Buckle Up For The Next Leg Of Canada’s Digital Health Journey
Education and Advocacy Canada is already using digital methods to make health care more efficient. Now it’s being taken to another level.
In the year since she had a heart transplant, Anne-Marie Koeslag has been monitoring the results of regular blood tests by logging onto mychart.ca, a secure patient portal that stores her clinical information. After getting blood tests done for an unrelated health matter, she looked up the results on the site, which can be accessed by various institutions and health care providers depending on the patient, and noticed that her white blood cell count had spiked. She alerted the team involved in her transplant-related care and steps were taken to address the issue.
If Koeslag, 38, a middle-school teacher in Ottawa, hadn’t looked at the test results, the problem might not have been addressed so quickly.
“I’m one of those people who likes to know what’s going on. I need to know my numbers,” she says. “Now that I have access to that information I don’t have to get it from [the caregivers]. It saves them time — and I find it very empowering.”
Koeslag is among a growing number of Canadians benefiting from recent advancements in the convergence of digital technologies with health care.
Digital health entails the use of electronic communication tools, services, and processes to achieve three objectives — improved health outcomes for patients as well as reduced in costs and increased operational efficiency of health care providers.
In 2001, the provinces and territories began working in collaboration with Canada Health Infoway to invest in the implementation of Electronic Health Record systems (EHR), which contain patients’ medical information such as lab test results, drug history, and diagnostic images.
Today, more than 160,000 clinicians from various disciplines access the health information of Canadians digitally. A growing number of Canadians are gaining access through secure portals. Benefits associated with the use of digital health include fewer test duplications, more informed care decisions, and billions in cost savings and efficiencies generated each year.

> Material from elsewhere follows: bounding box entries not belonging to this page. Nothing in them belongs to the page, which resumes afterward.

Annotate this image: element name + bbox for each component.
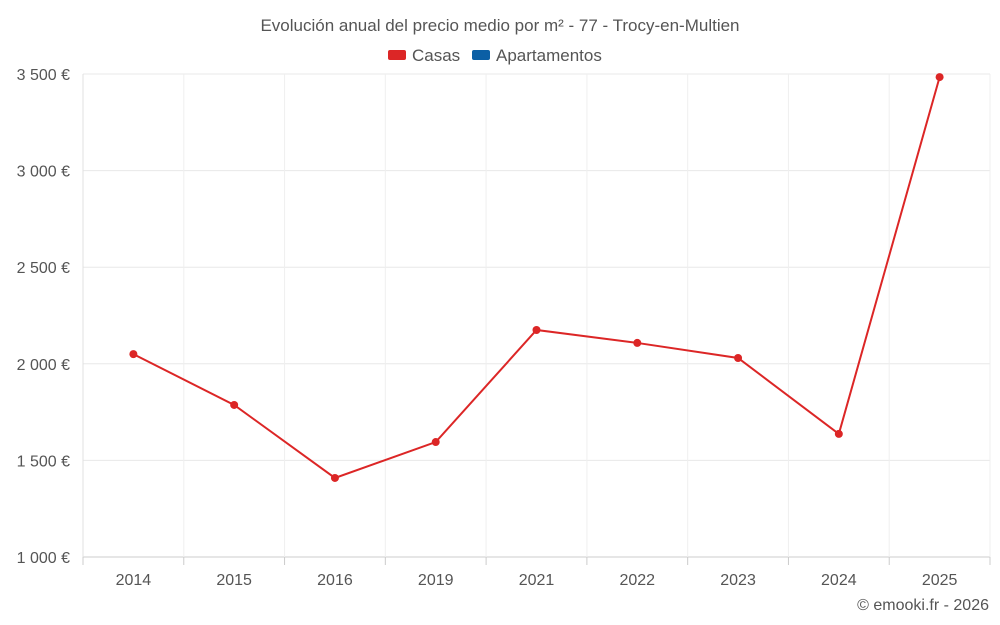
x-axis: 2014 2015 2016 2019 2021 2022 2023 2024 2025 — [82, 557, 991, 589]
data-point[interactable] — [532, 325, 541, 334]
legend: Casas Apartamentos — [388, 46, 602, 65]
series — [129, 73, 944, 482]
y-tick-label: 3 000 € — [17, 164, 70, 181]
y-tick-label: 3 500 € — [17, 67, 70, 84]
x-tick-label: 2019 — [418, 572, 454, 589]
x-tick-label: 2021 — [519, 572, 555, 589]
legend-label: Apartamentos — [496, 46, 602, 65]
legend-item-casas[interactable]: Casas — [388, 46, 460, 65]
x-tick-label: 2016 — [317, 572, 353, 589]
x-tick-label: 2023 — [720, 572, 756, 589]
data-point[interactable] — [431, 438, 440, 447]
y-tick-label: 1 500 € — [17, 453, 70, 470]
y-tick-label: 2 000 € — [17, 357, 70, 374]
x-tick-label: 2025 — [922, 572, 958, 589]
data-point[interactable] — [734, 354, 743, 363]
legend-swatch — [472, 50, 490, 60]
data-point[interactable] — [834, 429, 843, 438]
data-point[interactable] — [330, 473, 339, 482]
y-axis: 1 000 € 1 500 € 2 000 € 2 500 € 3 000 € 3 500… — [17, 67, 70, 567]
y-tick-label: 1 000 € — [17, 550, 70, 567]
x-tick-label: 2022 — [619, 572, 655, 589]
data-point[interactable] — [935, 73, 944, 82]
x-tick-label: 2015 — [216, 572, 252, 589]
grid — [82, 73, 991, 558]
legend-item-apartamentos[interactable]: Apartamentos — [472, 46, 602, 65]
data-point[interactable] — [633, 338, 642, 347]
x-tick-label: 2014 — [116, 572, 152, 589]
y-tick-label: 2 500 € — [17, 260, 70, 277]
legend-swatch — [388, 50, 406, 60]
data-point[interactable] — [129, 350, 138, 359]
x-tick-label: 2024 — [821, 572, 857, 589]
chart-title: Evolución anual del precio medio por m² … — [260, 16, 739, 35]
series-line-casas — [132, 76, 941, 480]
data-point[interactable] — [230, 400, 239, 409]
credit-text: © emooki.fr - 2026 — [857, 597, 989, 614]
legend-label: Casas — [412, 46, 460, 65]
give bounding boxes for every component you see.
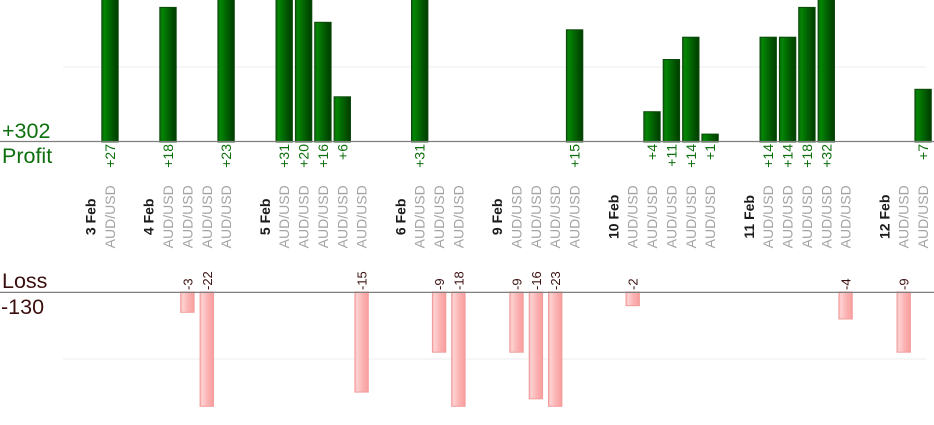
svg-text:6 Feb: 6 Feb	[392, 199, 408, 236]
svg-text:-18: -18	[451, 271, 466, 290]
svg-text:+18: +18	[799, 144, 815, 168]
svg-text:-2: -2	[626, 278, 641, 290]
svg-text:AUD/USD: AUD/USD	[818, 185, 834, 248]
svg-text:+32: +32	[818, 144, 834, 168]
svg-text:AUD/USD: AUD/USD	[663, 185, 679, 248]
svg-text:-16: -16	[529, 271, 544, 290]
svg-text:AUD/USD: AUD/USD	[102, 185, 118, 248]
svg-text:-22: -22	[200, 271, 215, 290]
svg-text:+15: +15	[567, 144, 583, 168]
svg-text:+1: +1	[702, 144, 718, 160]
svg-text:AUD/USD: AUD/USD	[528, 185, 544, 248]
svg-text:AUD/USD: AUD/USD	[896, 185, 912, 248]
svg-text:AUD/USD: AUD/USD	[334, 185, 350, 248]
svg-text:+7: +7	[915, 144, 931, 160]
svg-text:+20: +20	[296, 144, 312, 168]
svg-text:AUD/USD: AUD/USD	[218, 185, 234, 248]
svg-text:-9: -9	[432, 278, 447, 290]
svg-text:AUD/USD: AUD/USD	[799, 185, 815, 248]
svg-text:+14: +14	[760, 144, 776, 168]
svg-text:+6: +6	[334, 144, 350, 160]
svg-text:AUD/USD: AUD/USD	[509, 185, 525, 248]
svg-text:AUD/USD: AUD/USD	[625, 185, 641, 248]
svg-text:Loss: Loss	[2, 269, 47, 293]
svg-text:AUD/USD: AUD/USD	[315, 185, 331, 248]
svg-text:+31: +31	[276, 144, 292, 168]
svg-text:11 Feb: 11 Feb	[741, 195, 757, 239]
svg-text:+14: +14	[683, 144, 699, 168]
svg-text:9 Feb: 9 Feb	[489, 199, 505, 236]
svg-text:AUD/USD: AUD/USD	[683, 185, 699, 248]
svg-text:AUD/USD: AUD/USD	[780, 185, 796, 248]
svg-text:-9: -9	[897, 278, 912, 290]
svg-text:AUD/USD: AUD/USD	[431, 185, 447, 248]
svg-text:AUD/USD: AUD/USD	[915, 185, 931, 248]
svg-text:+27: +27	[102, 144, 118, 168]
svg-text:AUD/USD: AUD/USD	[160, 185, 176, 248]
svg-text:+4: +4	[644, 144, 660, 160]
svg-text:AUD/USD: AUD/USD	[354, 185, 370, 248]
svg-text:AUD/USD: AUD/USD	[547, 185, 563, 248]
svg-text:-4: -4	[839, 278, 854, 290]
svg-text:AUD/USD: AUD/USD	[412, 185, 428, 248]
svg-text:4 Feb: 4 Feb	[141, 199, 157, 236]
svg-text:+302: +302	[2, 119, 50, 143]
svg-text:AUD/USD: AUD/USD	[199, 185, 215, 248]
svg-text:+16: +16	[315, 144, 331, 168]
svg-text:AUD/USD: AUD/USD	[450, 185, 466, 248]
svg-text:-9: -9	[510, 278, 525, 290]
svg-text:+18: +18	[160, 144, 176, 168]
svg-text:AUD/USD: AUD/USD	[838, 185, 854, 248]
svg-text:AUD/USD: AUD/USD	[644, 185, 660, 248]
svg-text:-15: -15	[355, 271, 370, 290]
svg-text:-130: -130	[1, 295, 44, 319]
svg-text:3 Feb: 3 Feb	[83, 199, 99, 236]
svg-text:+23: +23	[218, 144, 234, 168]
svg-text:-23: -23	[548, 271, 563, 290]
svg-text:12 Feb: 12 Feb	[876, 195, 892, 239]
svg-text:+14: +14	[780, 144, 796, 168]
svg-text:AUD/USD: AUD/USD	[702, 185, 718, 248]
svg-text:5 Feb: 5 Feb	[257, 199, 273, 236]
svg-text:AUD/USD: AUD/USD	[296, 185, 312, 248]
svg-text:AUD/USD: AUD/USD	[276, 185, 292, 248]
svg-text:AUD/USD: AUD/USD	[567, 185, 583, 248]
svg-text:10 Feb: 10 Feb	[605, 195, 621, 239]
svg-text:+31: +31	[412, 144, 428, 168]
svg-text:AUD/USD: AUD/USD	[179, 185, 195, 248]
svg-text:-3: -3	[180, 278, 195, 290]
svg-text:Profit: Profit	[2, 144, 52, 168]
svg-text:+11: +11	[663, 144, 679, 167]
svg-text:AUD/USD: AUD/USD	[760, 185, 776, 248]
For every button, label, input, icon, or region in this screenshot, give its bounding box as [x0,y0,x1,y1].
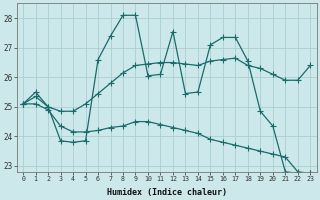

Digital health saves billions of dollars
Work underway to increase the number of Canadians who have digital access to their health information will further propel the transformation of health care, according to Michael Green, President and CEO of Canada Health Infoway.
“Canadians want access to digital health tools and services, which is terrific because research conducted in Canada and abroad confirms that engaged and empowered patients have better outcomes,” said Mr. Green.
Engaging with patients like Anne-Marie is key to designing digital health solutions with their needs in mind.
“We need to ensure Canadians are co-designers of the digital health solutions they use to manage their health,” added Green. “Patients and the loved ones who care for them are important members of any care team. Incorporating their insights as solutions are designed is key to ensuring they will be useful and effective.”
The government of Canada recently allocated $300 million to Canada Health Infoway to accelerate Canadians’ access to their health information, to health services, and to safe access to prescription medications with the development of a multi-jurisdiction e-prescribing solution that will allow a doctor to send a digital prescription to their patient’s pharmacy — eliminating the need to rely on paper prescriptions.
For Anne-Marie Koeslag and millions of other Canadians, these changes can’t come fast enough. According a survey conducted by Ipsos, 9 in 10 Canadians want access to digital health services.